Sob o Signo do Amor” respira poesia, filosofia e o ar marinho e também Caetano (“Alegria, Alegria” é citada de passagem em “Poeta Assaltante”, que ainda traz trechos do poema “Washington D.C.” de George Iso declamados por Alan Riding), Astor Piazzolla (o tango “Vagalumes Fugidios” conta com um arranjo de Cellos concebido e executado por Jaques Morelenbaum, mais Mariano González no Bandoneón e Itamar Assiere ao Piano), Paris, Merleau Ponty, Pasolini, Nietzsche e o filme “Melancolia”, de Lars Von Trier, entre muitas outras coisas. Dulce assina nove composições sozinha (a maioria da safra produzida na casinha em Angra em 2020), divide uma com o pianista pernambucano Zé Manoel (“A arte não é uma jovem mulher”), e outra com o produtor e baterista paraense Arthur Kunz, das bandas Strobo e Os Amantes (“Amor Profano”). O disco novo também se conecta com “Délica“, primeiro disco solo de Dulce lançado em 1986: “’Sob o Signo do Amor’ é um disco que sonhei lá atrás”, revela. “’Délica’ é uma carta que enviei para o futuro… para mim mesma, uma mensagem que me ajudasse a encontrar o que eu encontrei agora. Esse disco é a realização daquela mensagem. Ela chegou. Tive que retrabalhar essa mensagem, mas ela finalmente chegou”, acredita Dulce.
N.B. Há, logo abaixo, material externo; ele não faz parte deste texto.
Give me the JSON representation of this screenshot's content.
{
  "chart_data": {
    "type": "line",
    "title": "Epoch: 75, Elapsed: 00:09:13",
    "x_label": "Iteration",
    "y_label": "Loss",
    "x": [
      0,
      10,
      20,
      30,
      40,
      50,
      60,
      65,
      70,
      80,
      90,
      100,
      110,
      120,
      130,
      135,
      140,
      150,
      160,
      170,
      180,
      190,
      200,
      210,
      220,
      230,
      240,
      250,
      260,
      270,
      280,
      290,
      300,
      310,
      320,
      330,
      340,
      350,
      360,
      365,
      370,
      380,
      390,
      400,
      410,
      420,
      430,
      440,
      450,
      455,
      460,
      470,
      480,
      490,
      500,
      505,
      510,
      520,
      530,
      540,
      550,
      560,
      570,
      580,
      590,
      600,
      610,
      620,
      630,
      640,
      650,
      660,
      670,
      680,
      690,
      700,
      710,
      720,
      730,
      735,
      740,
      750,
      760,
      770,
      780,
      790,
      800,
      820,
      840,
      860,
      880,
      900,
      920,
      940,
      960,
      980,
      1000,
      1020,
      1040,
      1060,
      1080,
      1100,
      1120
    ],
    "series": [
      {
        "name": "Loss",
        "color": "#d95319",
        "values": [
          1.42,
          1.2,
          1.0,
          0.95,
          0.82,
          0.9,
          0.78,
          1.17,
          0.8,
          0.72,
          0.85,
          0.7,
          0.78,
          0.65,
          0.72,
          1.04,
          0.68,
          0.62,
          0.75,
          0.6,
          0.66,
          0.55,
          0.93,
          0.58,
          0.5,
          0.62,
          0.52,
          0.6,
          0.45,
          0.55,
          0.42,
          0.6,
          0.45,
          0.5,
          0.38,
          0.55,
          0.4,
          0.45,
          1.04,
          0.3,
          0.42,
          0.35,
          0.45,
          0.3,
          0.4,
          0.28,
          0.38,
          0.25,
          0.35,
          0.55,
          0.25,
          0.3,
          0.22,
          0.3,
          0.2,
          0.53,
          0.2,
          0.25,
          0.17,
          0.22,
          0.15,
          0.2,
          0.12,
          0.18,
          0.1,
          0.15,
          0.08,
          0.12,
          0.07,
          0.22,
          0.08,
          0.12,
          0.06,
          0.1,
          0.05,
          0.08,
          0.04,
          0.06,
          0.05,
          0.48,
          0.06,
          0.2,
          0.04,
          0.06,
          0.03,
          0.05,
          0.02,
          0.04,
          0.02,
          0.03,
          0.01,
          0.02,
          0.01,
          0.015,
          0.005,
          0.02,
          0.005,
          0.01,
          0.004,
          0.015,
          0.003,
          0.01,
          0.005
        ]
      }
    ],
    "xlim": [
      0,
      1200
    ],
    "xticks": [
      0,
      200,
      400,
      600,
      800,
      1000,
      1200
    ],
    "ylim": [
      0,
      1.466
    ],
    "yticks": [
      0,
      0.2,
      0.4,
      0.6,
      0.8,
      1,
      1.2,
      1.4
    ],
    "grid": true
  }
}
Falar sobre filosofia, política e amor em um disco em 2022 pode soar arriscado, algo que Dulce não teme, muito pelo contrário. “Todo artista tem que arriscar, experimentar, se expor. Para poder acertar tem que errar”, acredita. “Esse disco é uma conversa ao pé do ouvido, sussuradinho, sabe”, resume, mas logo acrescenta: “É o disco mais musical da minha carreira, mais sensorial, num sentido geral. Os tempos estão mais pesados, mas as palavras estão mais leves”, pontua. O barulho do mundo preocupa, mas “quando você silencia esse burburinho das vozes contemporâneas e se permite escutar a tua herança, as vozes com quem apreendeu e que ressoam em você, a sua obra ganha uma dimensão muito maior porque ela não é mais só você. São todas essas camadas das quais você faz parte. Esse encontro dos tempos é muito poderoso quando acontece nas canções. E eu acho que isso aconteceu em ‘Sob o Signo do Amor’, que quer dizer ‘sob a regência do amor’, na confluência das estrelas, debaixo de um céu grego, na sincronicidade de um presente que encontra o passado e seu eterno retorno”, finaliza Dulce.